現在、同社の発行済み株式のうち国が約53.4%、都が約46.6%保有する“準国有鉄道”で、2004(平成16)年に帝都高速度交通営団から脱皮し特殊会社となったとき、できるだけ早く株を公開し完全民営化を図ることを法律で義務づけた。これに従い、交通審議会は当初2022年度の株売却を提唱したが、さまざまな理由から2027年度に先送りされただけに、まさに「待ったなし」の状況にある。
だが国と都は同床異夢の関係で、過半数の株を握る国は1円でも高く株を売ることを重視し、東京メトロの企業価値を下げるような大型投資を極力控えた。一方、都は「都営地下鉄」という別の鉄道組織を抱え、収益性よりも都民の足の確保と利便性アップを最優先にした政策を図っていて、大江戸線延伸計画もそのひとつである。

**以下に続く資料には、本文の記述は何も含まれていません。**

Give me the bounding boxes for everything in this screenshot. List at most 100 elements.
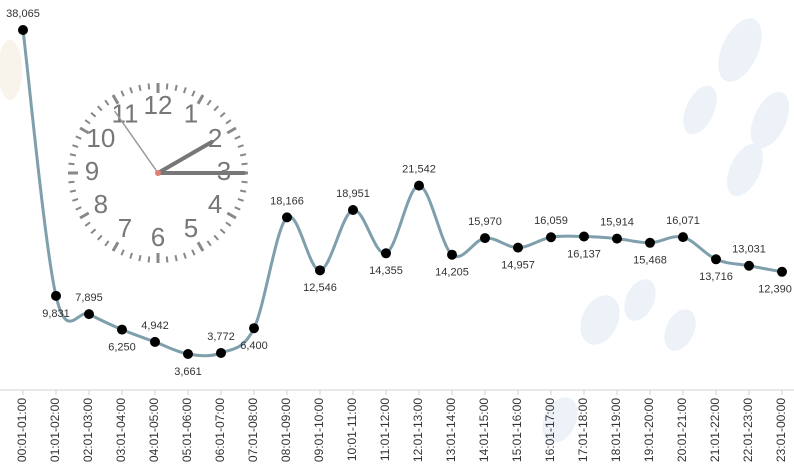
x-tick-label: 04:01-05:00 — [147, 398, 161, 462]
x-tick-label: 05:01-06:00 — [180, 398, 194, 462]
marker — [678, 232, 688, 243]
data-label: 18,166 — [270, 195, 304, 207]
marker — [645, 237, 655, 248]
clock-tick — [129, 87, 133, 94]
x-tick-label: 22:01-23:00 — [741, 398, 755, 462]
x-tick-label: 08:01-09:00 — [279, 398, 293, 462]
clock-numeral: 1 — [184, 99, 198, 129]
clock-tick — [213, 234, 219, 241]
marker — [216, 347, 226, 358]
clock-tick — [84, 119, 91, 125]
clock-tick — [129, 252, 133, 259]
x-tick-label: 19:01-20:00 — [642, 398, 656, 462]
x-tick-label: 18:01-19:00 — [609, 398, 623, 462]
clock-tick — [191, 90, 196, 97]
marker — [612, 233, 622, 244]
marker — [381, 248, 391, 259]
clock-tick — [69, 189, 77, 193]
clock-tick — [79, 126, 90, 135]
marker — [447, 249, 457, 260]
clock-hand — [114, 110, 159, 174]
clock-tick — [90, 112, 97, 118]
clock-tick — [69, 153, 77, 157]
x-tick-label: 14:01-15:00 — [477, 398, 491, 462]
x-tick-label: 06:01-07:00 — [213, 398, 227, 462]
data-label: 15,970 — [468, 216, 502, 228]
data-label: 3,772 — [207, 331, 235, 343]
x-tick-label: 15:01-16:00 — [510, 398, 524, 462]
clock-numeral: 8 — [94, 189, 108, 219]
clock-tick — [72, 144, 79, 148]
x-tick-label: 20:01-21:00 — [675, 398, 689, 462]
x-tick-label: 12:01-13:00 — [411, 398, 425, 462]
marker — [282, 212, 292, 223]
clock-tick — [219, 228, 226, 234]
clock-numeral: 6 — [151, 222, 165, 252]
marker — [513, 242, 523, 253]
clock-numeral: 10 — [86, 123, 115, 153]
clock-tick — [104, 240, 110, 247]
x-tick-label: 13:01-14:00 — [444, 398, 458, 462]
clock-tick — [68, 180, 75, 184]
clock-tick — [183, 87, 187, 94]
data-label: 16,071 — [666, 215, 700, 227]
clock-tick — [196, 94, 205, 105]
background-decor — [0, 18, 790, 443]
clock-tick — [174, 254, 178, 262]
data-label: 6,250 — [108, 342, 136, 354]
clock-numeral: 9 — [85, 156, 99, 186]
clock-numeral: 7 — [118, 213, 132, 243]
data-label: 12,546 — [303, 282, 337, 294]
clock-tick — [97, 105, 103, 112]
clock-tick — [97, 234, 103, 241]
marker — [249, 323, 259, 334]
data-label: 13,716 — [699, 271, 733, 283]
marker — [579, 231, 589, 242]
clock-tick — [174, 84, 178, 92]
marker — [51, 290, 61, 301]
clock-numeral: 5 — [184, 213, 198, 243]
clock-tick — [206, 99, 212, 106]
data-label: 4,942 — [141, 320, 169, 332]
data-label: 18,951 — [336, 188, 370, 200]
marker — [777, 266, 787, 277]
marker — [711, 254, 721, 265]
clock-tick — [138, 84, 142, 92]
x-tick-label: 17:01-18:00 — [576, 398, 590, 462]
clock-tick — [239, 153, 247, 157]
data-label: 6,400 — [240, 340, 268, 352]
clock-center — [155, 170, 161, 176]
data-label: 14,205 — [435, 267, 469, 279]
x-tick-label: 10:01-11:00 — [345, 398, 359, 461]
marker — [183, 349, 193, 359]
marker — [150, 336, 160, 347]
data-label: 15,914 — [600, 217, 634, 229]
clock-tick — [111, 94, 120, 105]
clock-tick — [234, 135, 241, 140]
data-label: 15,468 — [633, 255, 667, 267]
data-label: 16,137 — [567, 248, 601, 260]
clock-tick — [90, 228, 97, 234]
data-label: 38,065 — [6, 8, 40, 20]
marker — [18, 25, 28, 35]
x-tick-label: 11:01-12:00 — [378, 398, 392, 461]
clock-tick — [138, 254, 142, 262]
clock-numeral: 3 — [217, 156, 231, 186]
clock-numeral: 12 — [144, 90, 173, 120]
data-label: 21,542 — [402, 164, 436, 176]
clock-tick — [225, 221, 232, 227]
clock-tick — [120, 249, 125, 256]
marker — [315, 265, 325, 276]
x-tick-label: 21:01-22:00 — [708, 398, 722, 462]
clock-tick — [183, 252, 187, 259]
x-tick-label: 09:01-10:00 — [312, 398, 326, 462]
clock-tick — [241, 162, 248, 166]
clock-tick — [79, 211, 90, 220]
clock-hand — [156, 140, 214, 175]
clock-tick — [206, 240, 212, 247]
data-label: 12,390 — [758, 284, 792, 296]
data-label: 14,957 — [501, 260, 535, 272]
data-label: 14,355 — [369, 265, 403, 277]
clock-tick — [196, 241, 205, 252]
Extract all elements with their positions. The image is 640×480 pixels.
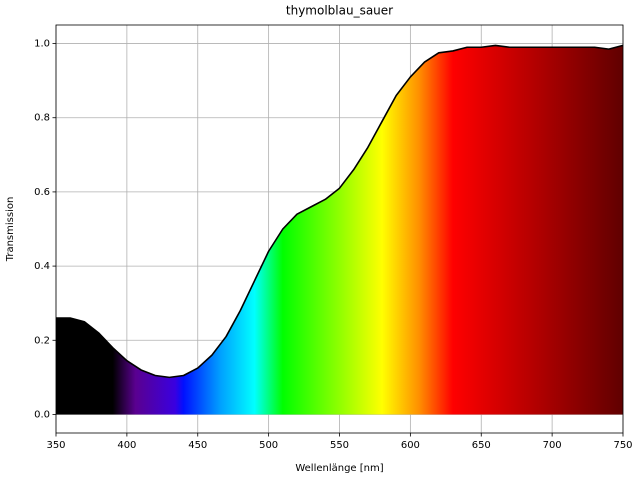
y-tick-label: 0.8	[34, 113, 50, 124]
x-tick-label: 450	[188, 440, 207, 451]
y-tick-label: 1.0	[34, 39, 50, 50]
plot	[56, 44, 624, 415]
y-axis-label: Transmission	[5, 197, 16, 263]
x-tick-label: 400	[117, 440, 136, 451]
y-tick-label: 0.2	[34, 335, 50, 346]
line	[56, 44, 624, 379]
chart-title: thymolblau_sauer	[286, 4, 393, 18]
x-tick-label: 750	[613, 440, 632, 451]
x-tick-label: 600	[401, 440, 420, 451]
x-tick-label: 650	[472, 440, 491, 451]
x-tick-label: 700	[543, 440, 562, 451]
x-tick-label: 500	[259, 440, 278, 451]
y-tick-label: 0.4	[34, 261, 50, 272]
y-tick-label: 0.6	[34, 187, 50, 198]
x-tick-label: 350	[46, 440, 65, 451]
area-fill	[56, 45, 623, 415]
x-axis-label: Wellenlänge [nm]	[295, 463, 383, 474]
x-tick-label: 550	[330, 440, 349, 451]
y-tick-label: 0.0	[34, 409, 50, 420]
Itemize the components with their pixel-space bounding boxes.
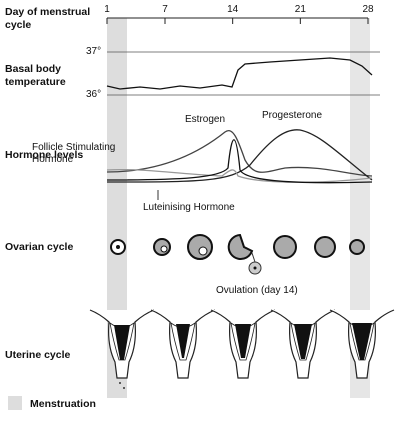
day-tick-label: 1 xyxy=(104,4,110,15)
axis-title: Day of menstrual cycle xyxy=(5,6,90,31)
legend-label: Menstruation xyxy=(30,398,96,410)
day-tick-label: 28 xyxy=(362,4,374,15)
uterus-stages xyxy=(89,309,395,389)
temp-curve xyxy=(106,57,373,90)
progesterone-curve xyxy=(106,129,373,183)
day-tick-label: 21 xyxy=(295,4,307,15)
leader xyxy=(251,252,256,263)
legend-swatch xyxy=(8,396,22,410)
curve-label: Follicle Stimulating Hormone xyxy=(32,142,115,165)
day-tick-label: 14 xyxy=(227,4,239,15)
row-label: Uterine cycle xyxy=(5,349,71,361)
ovum xyxy=(253,266,257,270)
curve-label: Estrogen xyxy=(185,114,225,125)
menses-band xyxy=(350,18,370,398)
estrogen-curve xyxy=(106,130,373,177)
menses-band xyxy=(107,18,127,398)
row-label: Basal body temperature xyxy=(5,63,66,88)
curve-label: Luteinising Hormone xyxy=(143,202,235,213)
row-label: Ovarian cycle xyxy=(5,241,73,253)
temp-tick: 37° xyxy=(86,46,101,57)
row-label: Hormone levels xyxy=(5,149,83,161)
day-tick-label: 7 xyxy=(162,4,168,15)
lh-curve xyxy=(106,139,373,184)
ovary-stages xyxy=(110,233,365,260)
curve-label: Progesterone xyxy=(262,110,322,121)
temp-tick: 36° xyxy=(86,89,101,100)
annotation: Ovulation (day 14) xyxy=(216,285,298,296)
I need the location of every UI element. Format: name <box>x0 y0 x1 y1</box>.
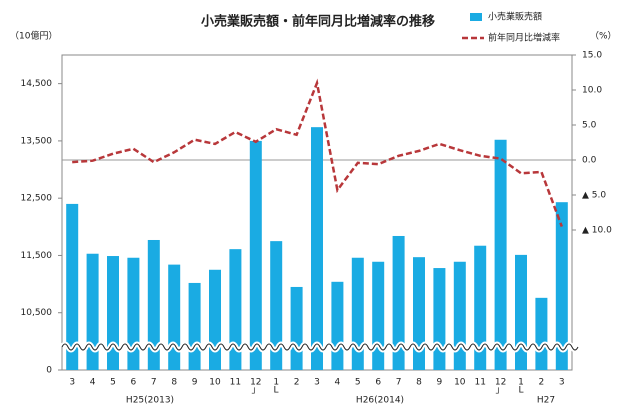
x-tick-label: 4 <box>335 378 341 388</box>
x-tick-label: 3 <box>559 378 565 388</box>
bar <box>290 286 303 370</box>
x-tick-label: 7 <box>151 378 157 388</box>
x-tick-label: 10 <box>454 378 466 388</box>
bar <box>453 261 466 370</box>
annotation: H25(2013) <box>126 396 174 406</box>
bar <box>515 254 527 370</box>
y2-tick-label: ▲ 10.0 <box>582 226 612 236</box>
legend-swatch <box>470 13 482 21</box>
annotation: L <box>273 386 278 396</box>
bar <box>188 282 201 370</box>
x-tick-label: 5 <box>355 378 361 388</box>
chart-title: 小売業販売額・前年同月比増減率の推移 <box>201 14 435 30</box>
legend-label: 前年同月比増減率 <box>488 32 560 44</box>
legend-label: 小売業販売額 <box>488 11 542 23</box>
y-tick-label: 10,500 <box>21 308 53 318</box>
x-tick-label: 8 <box>416 378 422 388</box>
x-tick-label: 2 <box>294 378 300 388</box>
x-tick-label: 3 <box>314 378 320 388</box>
bar <box>535 297 548 370</box>
annotation: 」 <box>251 386 260 396</box>
x-tick-label: 12 <box>250 378 261 388</box>
y2-tick-label: 15.0 <box>582 51 602 61</box>
x-tick-label: 3 <box>69 378 75 388</box>
x-tick-label: 1 <box>518 378 524 388</box>
x-tick-label: 6 <box>131 378 137 388</box>
annotation: L <box>518 386 523 396</box>
y-tick-label: 14,500 <box>21 79 53 89</box>
bar <box>474 245 487 370</box>
bar <box>392 235 405 370</box>
bar <box>351 257 364 370</box>
x-tick-label: 12 <box>495 378 506 388</box>
x-tick-label: 9 <box>437 378 443 388</box>
bar <box>66 203 79 370</box>
annotation: H27 <box>537 396 555 406</box>
bar <box>372 261 385 370</box>
y2-tick-label: 10.0 <box>582 86 602 96</box>
x-tick-label: 7 <box>396 378 402 388</box>
y2-tick-label: 0.0 <box>582 156 597 166</box>
y2-axis-label: （%） <box>590 31 617 42</box>
annotation: 」 <box>495 386 504 396</box>
bar <box>86 253 99 370</box>
bar <box>147 239 160 370</box>
x-tick-label: 5 <box>110 378 116 388</box>
bar <box>249 140 262 370</box>
y-axis-label: （10億円） <box>10 30 57 42</box>
x-tick-label: 10 <box>209 378 221 388</box>
axis-break <box>61 343 579 351</box>
y-tick-label: 0 <box>46 366 52 376</box>
bar <box>494 139 507 370</box>
x-tick-label: 1 <box>273 378 279 388</box>
annotation: H26(2014) <box>356 396 404 406</box>
x-tick-label: 6 <box>375 378 381 388</box>
x-tick-label: 2 <box>539 378 545 388</box>
y-tick-label: 12,500 <box>21 194 53 204</box>
y-tick-label: 13,500 <box>21 136 53 146</box>
x-tick-label: 11 <box>474 378 485 388</box>
bar <box>168 264 181 370</box>
line <box>72 78 563 227</box>
y2-tick-label: ▲ 5.0 <box>582 191 606 201</box>
bar <box>107 256 119 370</box>
bar <box>209 269 221 370</box>
bar <box>413 257 425 370</box>
x-tick-label: 4 <box>90 378 96 388</box>
bar <box>270 241 283 370</box>
x-tick-label: 9 <box>192 378 198 388</box>
y-tick-label: 11,500 <box>21 251 53 261</box>
bar <box>331 281 344 370</box>
bar <box>229 249 242 370</box>
y2-tick-label: 5.0 <box>582 121 597 131</box>
bar <box>433 268 446 370</box>
x-tick-label: 8 <box>171 378 177 388</box>
x-tick-label: 11 <box>230 378 241 388</box>
bar <box>127 257 140 370</box>
bar <box>555 202 568 370</box>
bar <box>311 127 323 370</box>
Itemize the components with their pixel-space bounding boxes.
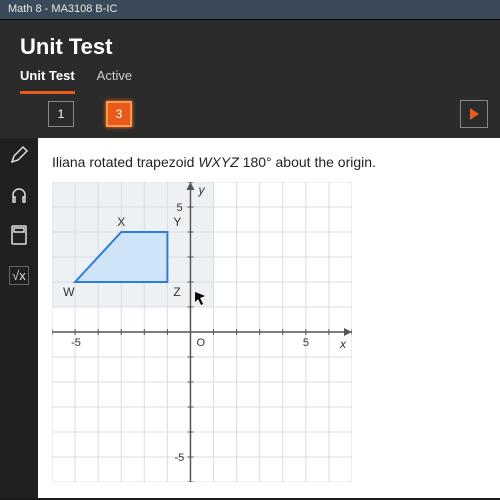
- svg-text:O: O: [196, 337, 205, 349]
- question-3-box[interactable]: 3: [106, 101, 132, 127]
- subtab-unit-test[interactable]: Unit Test: [20, 68, 75, 94]
- headphones-icon: [9, 185, 29, 205]
- question-suffix: 180° about the origin.: [239, 154, 376, 170]
- content-panel: Iliana rotated trapezoid WXYZ 180° about…: [38, 138, 500, 498]
- svg-text:-5: -5: [71, 337, 81, 349]
- svg-text:y: y: [197, 183, 205, 197]
- sqrt-icon: √x: [9, 266, 29, 285]
- calculator-icon: [9, 224, 29, 246]
- browser-tab: Math 8 - MA3108 B-IC: [0, 0, 500, 20]
- svg-text:W: W: [63, 285, 75, 299]
- header: Unit Test Unit Test Active: [0, 20, 500, 94]
- page-title: Unit Test: [20, 34, 480, 60]
- pencil-tool[interactable]: [6, 142, 32, 168]
- question-prefix: Iliana rotated trapezoid: [52, 154, 198, 170]
- tab-title: Math 8 - MA3108 B-IC: [8, 3, 117, 15]
- question-1-box[interactable]: 1: [48, 101, 74, 127]
- svg-text:-5: -5: [174, 452, 184, 464]
- graph-svg: W X Y Z -5 5 5 -5 Ox y: [52, 182, 352, 482]
- svg-text:5: 5: [176, 202, 182, 214]
- svg-text:x: x: [339, 337, 347, 351]
- next-button[interactable]: [460, 100, 488, 128]
- svg-text:X: X: [117, 215, 125, 229]
- play-icon: [470, 108, 479, 120]
- subtab-row: Unit Test Active: [20, 68, 480, 94]
- svg-text:Z: Z: [173, 285, 180, 299]
- audio-tool[interactable]: [6, 182, 32, 208]
- question-nav: 1 3: [0, 94, 500, 138]
- left-toolbar: √x: [0, 138, 38, 498]
- svg-text:5: 5: [303, 337, 309, 349]
- pencil-icon: [9, 145, 29, 165]
- question-shape: WXYZ: [198, 154, 238, 170]
- formula-tool[interactable]: √x: [6, 262, 32, 288]
- coordinate-graph: W X Y Z -5 5 5 -5 Ox y: [52, 182, 352, 482]
- question-text: Iliana rotated trapezoid WXYZ 180° about…: [52, 154, 486, 170]
- calculator-tool[interactable]: [6, 222, 32, 248]
- main-area: √x Iliana rotated trapezoid WXYZ 180° ab…: [0, 138, 500, 498]
- subtab-active[interactable]: Active: [97, 68, 132, 94]
- svg-text:Y: Y: [173, 215, 181, 229]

その一方、ふたつの地下鉄組織が併存するのは非効率と考え、一体化を長年模索している。だが巨額負債を抱えた都営地下鉄との統合には筆頭株主の国がすんなりと応じるはずもなく、都としては悩ましい限りと言ったところだ。
しかし、東京メトロ株売却の具体的なスキームは2022年の春にかなり煮詰まって行く。両者はともに株を半分ずつ手放すものの、大株主として引き続き君臨する内容で、恐らく双方合わせて全株式の「50.1%」を支配する絶対安定多数をもくろむと見られる。
売却額は同社の純資産額約6400億円を基準に、その半分の約3200億円が最低ラインと思われ、その半分、約1600億円ずつが少なくとも国と都にそれぞれ入る目算だ。ただし、国の売却益は全額東日本大震災の復興財源に回さなければならない。